TRÁFICO DE ESTUPEFACIENTES. ESCUTAS TELEFÓNICAS. IMPUTAÇÕES GENÉRICAS

RECURSO CRIMINAL Nº 222/09.9JACBR.C2
Relator: MARIA JOSÉ NOGUEIRA
Data do Acordão: 09-05-2012
Tribunal: COMARCA DE COIMBRA – VARA DE COMPETÊNCIA MISTA
Legislação: ART.ºS 21º, DO DECRETO-LEI N.º 15/93, DE 22 DE JANEIRO E 187º, DO C. PROC. PENAL
Sumário:

  1. As escutas telefónicas, constituindo, embora, um meio de obtenção de prova, não deixam de ser simultaneamente um meio de prova, dado que, regularmente efectuadas, uma vez transcritas no processo, passam a constituir prova documental.

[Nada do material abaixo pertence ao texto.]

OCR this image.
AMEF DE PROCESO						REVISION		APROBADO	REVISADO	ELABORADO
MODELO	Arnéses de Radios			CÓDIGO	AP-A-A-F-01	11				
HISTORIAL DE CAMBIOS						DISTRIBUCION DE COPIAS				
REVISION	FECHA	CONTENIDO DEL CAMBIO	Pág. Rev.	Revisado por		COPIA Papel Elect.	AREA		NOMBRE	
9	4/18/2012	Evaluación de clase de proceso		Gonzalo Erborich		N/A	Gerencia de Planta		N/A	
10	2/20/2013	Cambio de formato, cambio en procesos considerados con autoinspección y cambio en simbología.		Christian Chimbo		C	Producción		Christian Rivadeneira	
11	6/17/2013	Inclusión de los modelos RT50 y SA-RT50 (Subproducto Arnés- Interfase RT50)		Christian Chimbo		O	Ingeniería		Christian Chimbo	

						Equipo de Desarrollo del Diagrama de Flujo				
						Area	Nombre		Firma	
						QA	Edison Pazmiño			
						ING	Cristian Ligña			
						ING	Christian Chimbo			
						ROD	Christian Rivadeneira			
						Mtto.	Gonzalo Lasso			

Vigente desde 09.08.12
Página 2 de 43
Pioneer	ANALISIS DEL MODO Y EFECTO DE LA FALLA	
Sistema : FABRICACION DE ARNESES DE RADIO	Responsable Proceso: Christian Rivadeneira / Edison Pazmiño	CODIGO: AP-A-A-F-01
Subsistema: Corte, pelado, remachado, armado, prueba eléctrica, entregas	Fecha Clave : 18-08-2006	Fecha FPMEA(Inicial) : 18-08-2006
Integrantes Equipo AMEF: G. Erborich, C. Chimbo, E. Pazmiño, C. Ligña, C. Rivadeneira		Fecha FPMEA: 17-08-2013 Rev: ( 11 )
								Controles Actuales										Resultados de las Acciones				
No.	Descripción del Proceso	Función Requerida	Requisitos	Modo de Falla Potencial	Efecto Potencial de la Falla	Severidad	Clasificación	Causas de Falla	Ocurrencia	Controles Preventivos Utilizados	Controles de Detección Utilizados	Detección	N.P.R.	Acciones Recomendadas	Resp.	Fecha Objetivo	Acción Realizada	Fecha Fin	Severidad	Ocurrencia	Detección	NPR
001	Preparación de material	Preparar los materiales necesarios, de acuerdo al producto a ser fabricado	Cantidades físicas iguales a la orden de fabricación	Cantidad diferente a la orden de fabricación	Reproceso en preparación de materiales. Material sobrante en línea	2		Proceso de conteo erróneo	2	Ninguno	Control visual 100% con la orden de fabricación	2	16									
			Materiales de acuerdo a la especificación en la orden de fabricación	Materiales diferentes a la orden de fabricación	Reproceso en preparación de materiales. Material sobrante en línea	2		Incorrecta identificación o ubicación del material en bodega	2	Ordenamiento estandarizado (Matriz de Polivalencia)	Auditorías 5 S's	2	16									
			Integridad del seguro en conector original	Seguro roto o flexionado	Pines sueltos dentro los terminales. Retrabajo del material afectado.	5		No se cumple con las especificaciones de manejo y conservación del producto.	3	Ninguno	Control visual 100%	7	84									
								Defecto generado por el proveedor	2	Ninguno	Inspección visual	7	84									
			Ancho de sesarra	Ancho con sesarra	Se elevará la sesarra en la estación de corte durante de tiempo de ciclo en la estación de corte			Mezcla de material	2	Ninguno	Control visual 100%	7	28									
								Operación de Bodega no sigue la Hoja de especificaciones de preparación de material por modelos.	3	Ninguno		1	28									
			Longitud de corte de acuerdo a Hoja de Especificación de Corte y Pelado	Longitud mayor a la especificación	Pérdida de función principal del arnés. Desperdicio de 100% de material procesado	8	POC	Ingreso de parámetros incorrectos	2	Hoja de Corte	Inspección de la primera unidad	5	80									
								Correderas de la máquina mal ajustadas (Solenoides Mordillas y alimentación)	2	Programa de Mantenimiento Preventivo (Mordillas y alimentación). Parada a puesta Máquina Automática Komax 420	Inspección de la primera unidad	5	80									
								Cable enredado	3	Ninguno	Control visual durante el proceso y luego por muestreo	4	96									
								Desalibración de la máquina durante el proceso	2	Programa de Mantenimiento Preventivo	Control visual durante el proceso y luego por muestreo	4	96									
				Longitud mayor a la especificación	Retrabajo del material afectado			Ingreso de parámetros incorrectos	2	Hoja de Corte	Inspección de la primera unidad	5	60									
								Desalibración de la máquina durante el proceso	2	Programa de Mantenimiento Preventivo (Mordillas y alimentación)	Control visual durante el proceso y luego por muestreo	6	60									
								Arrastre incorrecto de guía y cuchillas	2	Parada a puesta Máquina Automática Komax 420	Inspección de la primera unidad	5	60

  2. A transcrição das escutas assim realizadas constitui prova documental sujeita a livre apreciação pelo tribunal, nos termos do art.º 127º, do Código de Processo Penal, mesmo que não lida nem examinada em audiência.
  3. As transcrições das escutas telefónicas – prova documental – podem mesmo surgir como único meio de prova a sustentar a convicção do tribunal.
  4. A decisão condenatória pelo crime de tráfico de estupefacientes, pese embora a abrangência do tipo, deve sustentar-se na necessária e indispensável concretização dos factos capazes de suportar um juízo seguro sobre a responsabilidade jurídico-penal do agente, sendo, por isso, de realçar, para esse efeito, a irrelevância jurídico-penal das imputações genéricas, que não encontram no texto da decisão aquele limiar indispensável de concretização.